Sachs goes on to tell the story of creating something new, along with the late Kader Asmal — then a member of the ANC’s constitutional committee that included Brigitte Mabandla, Penuell Maduna and Zola Skweyiya. In that famous story of the “kitchen table”, Sachs describes how he and Asmal went about starting to draft the bare bones of the Constitution and the Bill of Rights at Asmal’s kitchen table in Dublin.

Sachs also uses the example of the Old Fort prison, the bricks of which were used to build a new Constitutional Court in the heart of Johannesburg. It represents the building of something new and powerful out of the old evil of the fort prison. Sachs’ recollection is important for its calm wisdom and wide reach into the past.

The Constitutional Court and our Constitution were, after all, about trying to accommodate a diversity of viewpoints and should be the starting point of our deliberations on difficult questions. It is a guide for our decision-making, for the exercise of public and private power and for reaffirming the right to dignity and equality.

South Africa in 2020 is a markedly different place from 1988. We have the right to speak, write what we like and more importantly, the context within which we do so has changed. We are yet seeking to shape this very messy environment in which we find ourselves, however.

The choice we made to be a constitutional democracy was not an accident, nor was it one that went without any debate and argument within the ANC and other parts of society. The commitment to fundamental rights and against the arbitrary exercise of power was deliberate.

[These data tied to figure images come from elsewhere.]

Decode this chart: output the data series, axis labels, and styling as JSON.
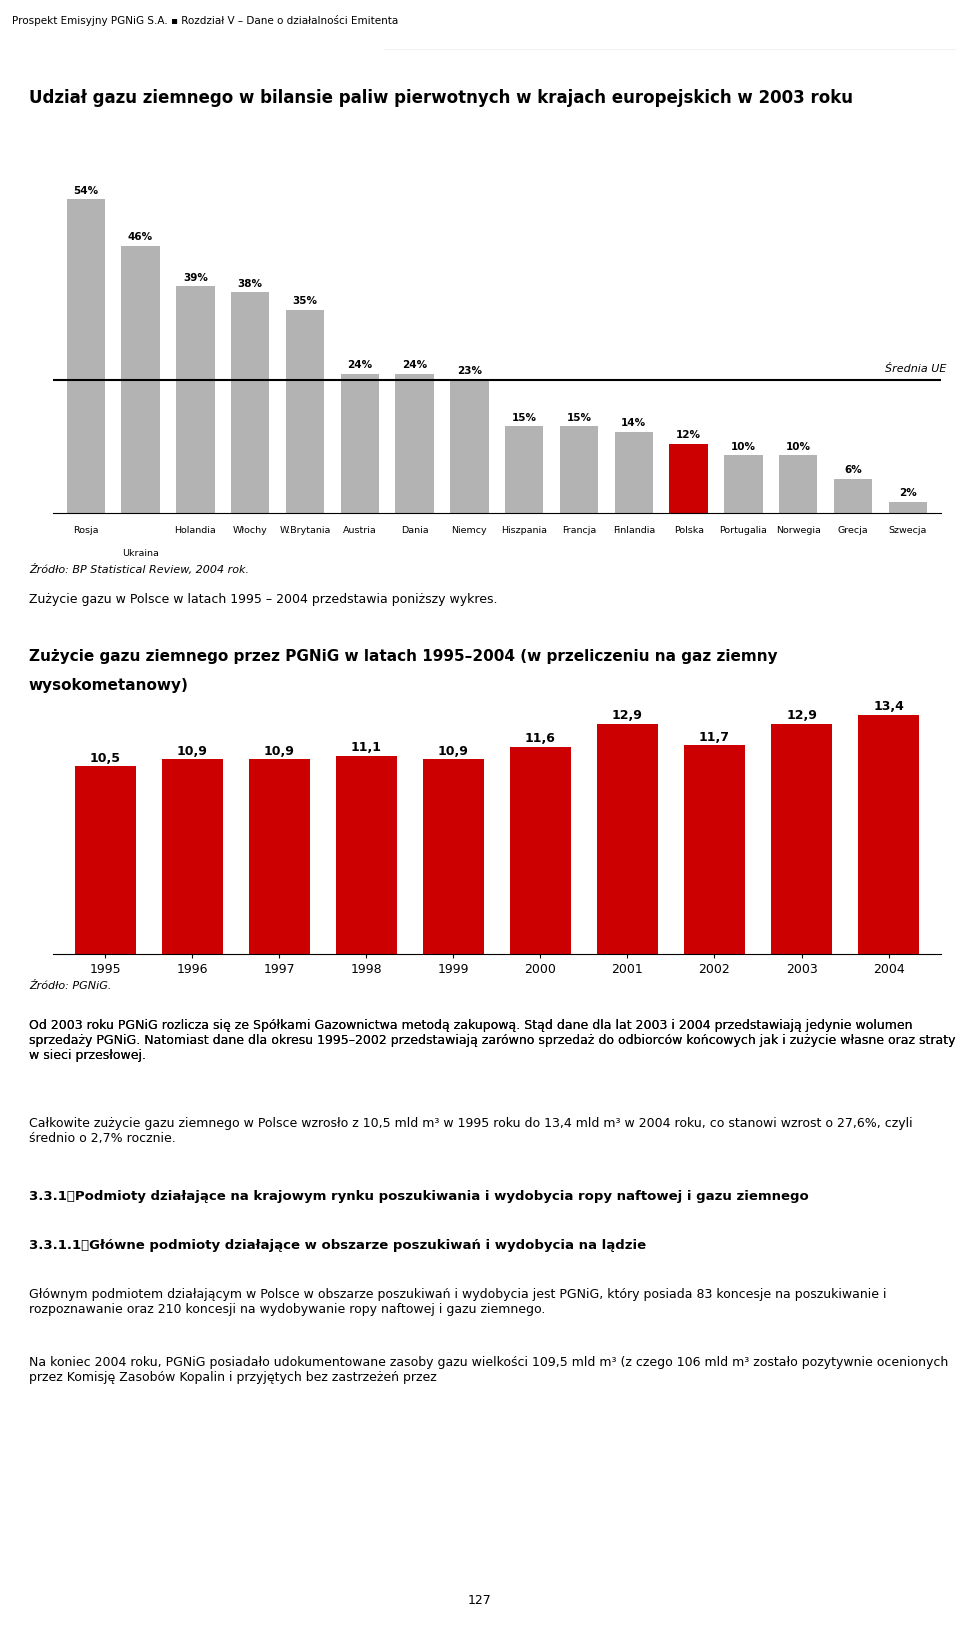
{
  "page_header": "Prospekt Emisyjny PGNiG S.A. ▪ Rozdział V – Dane o działalności Emitenta",
  "chart1_title": "Udział gazu ziemnego w bilansie paliw pierwotnych w krajach europejskich w 2003 roku",
  "chart1_categories_row1": [
    "Rosja",
    "",
    "Holandia",
    "Włochy",
    "W.Brytania",
    "Austria",
    "Dania",
    "Niemcy",
    "Hiszpania",
    "Francja",
    "Finlandia",
    "Polska",
    "Portugalia",
    "Norwegia",
    "Grecja",
    "Szwecja"
  ],
  "chart1_categories_row2": [
    "",
    "Ukraina",
    "",
    "",
    "",
    "",
    "",
    "",
    "",
    "",
    "",
    "",
    "",
    "",
    "",
    ""
  ],
  "chart1_values": [
    54,
    46,
    39,
    38,
    35,
    24,
    24,
    23,
    15,
    15,
    14,
    12,
    10,
    10,
    6,
    2
  ],
  "chart1_colors": [
    "#b3b3b3",
    "#b3b3b3",
    "#b3b3b3",
    "#b3b3b3",
    "#b3b3b3",
    "#b3b3b3",
    "#b3b3b3",
    "#b3b3b3",
    "#b3b3b3",
    "#b3b3b3",
    "#b3b3b3",
    "#cc0000",
    "#b3b3b3",
    "#b3b3b3",
    "#b3b3b3",
    "#b3b3b3"
  ],
  "chart1_avg_line_value": 23,
  "chart1_avg_label": "Średnia UE",
  "chart1_source": "Źródło: BP Statistical Review, 2004 rok.",
  "chart1_note": "Zużycie gazu w Polsce w latach 1995 – 2004 przedstawia poniższy wykres.",
  "chart2_title_line1": "Zużycie gazu ziemnego przez PGNiG w latach 1995–2004 (w przeliczeniu na gaz ziemny",
  "chart2_title_line2": "wysokometanowy)",
  "chart2_years": [
    1995,
    1996,
    1997,
    1998,
    1999,
    2000,
    2001,
    2002,
    2003,
    2004
  ],
  "chart2_values": [
    10.5,
    10.9,
    10.9,
    11.1,
    10.9,
    11.6,
    12.9,
    11.7,
    12.9,
    13.4
  ],
  "chart2_color": "#cc0000",
  "chart2_source": "Źródło: PGNiG.",
  "text1": "Od 2003 roku PGNiG rozlicza się ze Spółkami Gazownictwa metodą zakupową. Stąd dane dla lat 2003 i 2004 przedstawiają jedynie wolumen sprzedaży PGNiG. Natomiast dane dla okresu 1995–2002 przedstawiają zarówno sprzedaż do odbiorców końcowych jak i zużycie własne oraz straty w sieci przesłowej.",
  "text2": "Całkowite zużycie gazu ziemnego w Polsce wzrosło z 10,5 mld m³ w 1995 roku do 13,4 mld m³ w 2004 roku, co stanowi wzrost o 27,6%, czyli średnio o 2,7% rocznie.",
  "section_num": "3.3.1",
  "section_title": "Podmioty działające na krajowym rynku poszukiwania i wydobycia ropy naftowej i gazu ziemnego",
  "subsection_num": "3.3.1.1",
  "subsection_title": "Główne podmioty działające w obszarze poszukiwań i wydobycia na lądzie",
  "text3": "Głównym podmiotem działającym w Polsce w obszarze poszukiwań i wydobycia jest PGNiG, który posiada 83 koncesje na poszukiwanie i rozpoznawanie oraz 210 koncesji na wydobywanie ropy naftowej i gazu ziemnego.",
  "text4": "Na koniec 2004 roku, PGNiG posiadało udokumentowane zasoby gazu wielkości 109,5 mld m³ (z czego 106 mld m³ zostało pozytywnie ocenionych przez Komisję Zasobów Kopalin i przyjętych bez zastrzeżeń przez",
  "page_number": "127"
}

That our transition to democracy was flawed cannot be disputed. Without doubt, much still needs to be done to fundamentally change the lives of those who suffer all kinds of exclusion. We are also dealing with the consequences of a mostly dysfunctional ANC and the consequences of almost a decade of State capture.

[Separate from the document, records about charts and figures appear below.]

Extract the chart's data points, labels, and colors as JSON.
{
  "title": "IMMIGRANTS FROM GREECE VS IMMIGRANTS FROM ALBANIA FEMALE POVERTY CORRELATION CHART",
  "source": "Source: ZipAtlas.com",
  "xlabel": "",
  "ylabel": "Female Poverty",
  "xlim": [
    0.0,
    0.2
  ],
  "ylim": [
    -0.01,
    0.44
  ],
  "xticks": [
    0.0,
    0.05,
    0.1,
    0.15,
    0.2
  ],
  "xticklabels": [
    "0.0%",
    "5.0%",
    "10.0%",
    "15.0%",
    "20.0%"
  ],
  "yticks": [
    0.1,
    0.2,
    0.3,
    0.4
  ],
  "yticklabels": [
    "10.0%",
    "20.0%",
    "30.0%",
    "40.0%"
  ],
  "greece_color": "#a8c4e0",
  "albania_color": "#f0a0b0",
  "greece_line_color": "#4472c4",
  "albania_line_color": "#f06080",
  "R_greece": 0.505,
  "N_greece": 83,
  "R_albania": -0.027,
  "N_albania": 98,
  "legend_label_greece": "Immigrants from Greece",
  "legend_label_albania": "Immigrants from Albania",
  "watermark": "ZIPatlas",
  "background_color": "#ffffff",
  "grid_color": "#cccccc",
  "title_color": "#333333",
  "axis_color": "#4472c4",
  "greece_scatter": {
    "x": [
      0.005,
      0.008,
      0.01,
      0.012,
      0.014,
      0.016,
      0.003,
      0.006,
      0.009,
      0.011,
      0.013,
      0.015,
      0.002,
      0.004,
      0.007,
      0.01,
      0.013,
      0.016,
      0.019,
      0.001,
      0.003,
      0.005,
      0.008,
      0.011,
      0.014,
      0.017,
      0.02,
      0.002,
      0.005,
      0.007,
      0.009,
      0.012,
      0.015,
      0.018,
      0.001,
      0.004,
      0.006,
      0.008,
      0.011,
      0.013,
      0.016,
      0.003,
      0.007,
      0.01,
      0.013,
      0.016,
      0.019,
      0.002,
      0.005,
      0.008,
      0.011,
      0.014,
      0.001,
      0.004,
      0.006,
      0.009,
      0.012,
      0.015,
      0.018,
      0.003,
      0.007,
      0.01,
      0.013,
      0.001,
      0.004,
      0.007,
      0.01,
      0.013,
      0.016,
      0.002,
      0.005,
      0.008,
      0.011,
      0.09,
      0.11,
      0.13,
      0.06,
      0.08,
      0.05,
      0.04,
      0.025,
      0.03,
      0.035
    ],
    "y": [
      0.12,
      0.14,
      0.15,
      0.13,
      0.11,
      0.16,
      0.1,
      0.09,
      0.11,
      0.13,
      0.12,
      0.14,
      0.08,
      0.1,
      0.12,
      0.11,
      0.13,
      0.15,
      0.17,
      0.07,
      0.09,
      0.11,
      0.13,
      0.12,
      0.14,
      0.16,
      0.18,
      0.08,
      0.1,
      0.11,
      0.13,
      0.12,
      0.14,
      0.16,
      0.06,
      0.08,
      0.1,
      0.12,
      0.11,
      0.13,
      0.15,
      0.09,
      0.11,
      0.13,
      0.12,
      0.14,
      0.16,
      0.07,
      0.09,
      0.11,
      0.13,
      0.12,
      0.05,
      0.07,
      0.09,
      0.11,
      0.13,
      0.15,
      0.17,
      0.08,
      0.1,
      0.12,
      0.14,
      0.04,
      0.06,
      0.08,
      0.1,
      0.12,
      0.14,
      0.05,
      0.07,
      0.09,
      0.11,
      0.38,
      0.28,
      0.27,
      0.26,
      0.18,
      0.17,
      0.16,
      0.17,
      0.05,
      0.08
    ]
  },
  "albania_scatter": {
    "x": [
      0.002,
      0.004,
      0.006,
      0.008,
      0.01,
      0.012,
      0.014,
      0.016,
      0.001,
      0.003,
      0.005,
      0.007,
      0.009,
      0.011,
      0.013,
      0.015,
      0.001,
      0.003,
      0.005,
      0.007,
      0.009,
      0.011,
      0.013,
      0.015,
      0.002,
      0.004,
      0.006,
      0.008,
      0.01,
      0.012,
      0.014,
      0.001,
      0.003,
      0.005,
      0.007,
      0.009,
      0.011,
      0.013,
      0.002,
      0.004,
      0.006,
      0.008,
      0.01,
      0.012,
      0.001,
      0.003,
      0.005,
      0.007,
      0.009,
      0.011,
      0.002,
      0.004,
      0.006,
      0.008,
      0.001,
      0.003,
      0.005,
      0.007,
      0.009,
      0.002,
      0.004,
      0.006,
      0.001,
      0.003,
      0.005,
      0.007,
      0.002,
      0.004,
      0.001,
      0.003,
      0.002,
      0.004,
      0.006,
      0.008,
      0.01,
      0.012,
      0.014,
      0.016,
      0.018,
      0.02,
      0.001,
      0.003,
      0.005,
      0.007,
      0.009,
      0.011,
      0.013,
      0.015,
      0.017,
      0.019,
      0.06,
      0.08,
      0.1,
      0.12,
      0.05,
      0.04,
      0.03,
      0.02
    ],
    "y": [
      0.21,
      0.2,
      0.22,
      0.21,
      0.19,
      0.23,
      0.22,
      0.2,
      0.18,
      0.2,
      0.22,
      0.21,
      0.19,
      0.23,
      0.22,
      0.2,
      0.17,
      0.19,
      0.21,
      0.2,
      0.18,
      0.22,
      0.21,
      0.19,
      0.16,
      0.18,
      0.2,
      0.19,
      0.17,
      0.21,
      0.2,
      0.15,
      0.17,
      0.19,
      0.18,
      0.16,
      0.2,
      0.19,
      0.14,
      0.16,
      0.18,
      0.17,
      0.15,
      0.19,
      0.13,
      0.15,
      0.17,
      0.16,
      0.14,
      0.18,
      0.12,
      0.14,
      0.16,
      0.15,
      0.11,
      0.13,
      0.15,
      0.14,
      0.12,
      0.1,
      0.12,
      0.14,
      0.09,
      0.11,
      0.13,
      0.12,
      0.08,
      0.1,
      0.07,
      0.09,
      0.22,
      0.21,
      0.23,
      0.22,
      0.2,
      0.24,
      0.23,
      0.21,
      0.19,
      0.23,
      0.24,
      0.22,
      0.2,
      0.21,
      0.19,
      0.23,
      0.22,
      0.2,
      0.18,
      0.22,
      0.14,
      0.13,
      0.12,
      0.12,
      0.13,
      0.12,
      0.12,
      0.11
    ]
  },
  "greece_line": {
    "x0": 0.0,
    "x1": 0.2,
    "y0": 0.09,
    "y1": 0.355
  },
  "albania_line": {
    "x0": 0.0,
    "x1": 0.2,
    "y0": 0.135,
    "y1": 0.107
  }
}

In a society where millions live on the margins, it is easy to discount the constitution altogether. Yet, it remains a transformative and progressive instrument for bringing about change and a culture of human rights and accountability. Without it, a society with even greater levels of impunity beckons. Without it, we lose the framework for contestation about that which is difficult.

Our greatest gift to Madiba and the architects of our democracy is to do all we can to protect the Constitution and deepen our understanding of the principles which underpin it.

We will need to confront the challenges we face on the shopfloor, in offices and in the corridors of power especially at a time we need to save our institutions from complete degradation.

It means being brave about upholding our democracy and the guardrails the Constitution has put in place, even as South Africa faces socio-economic hardships and even as democracy around the world is under threat. We have to keep reminding ourselves that every generation is asked to defend the Constitution. It is the work we have to do to honour the previous generation who made for us “a pass at the infinite”.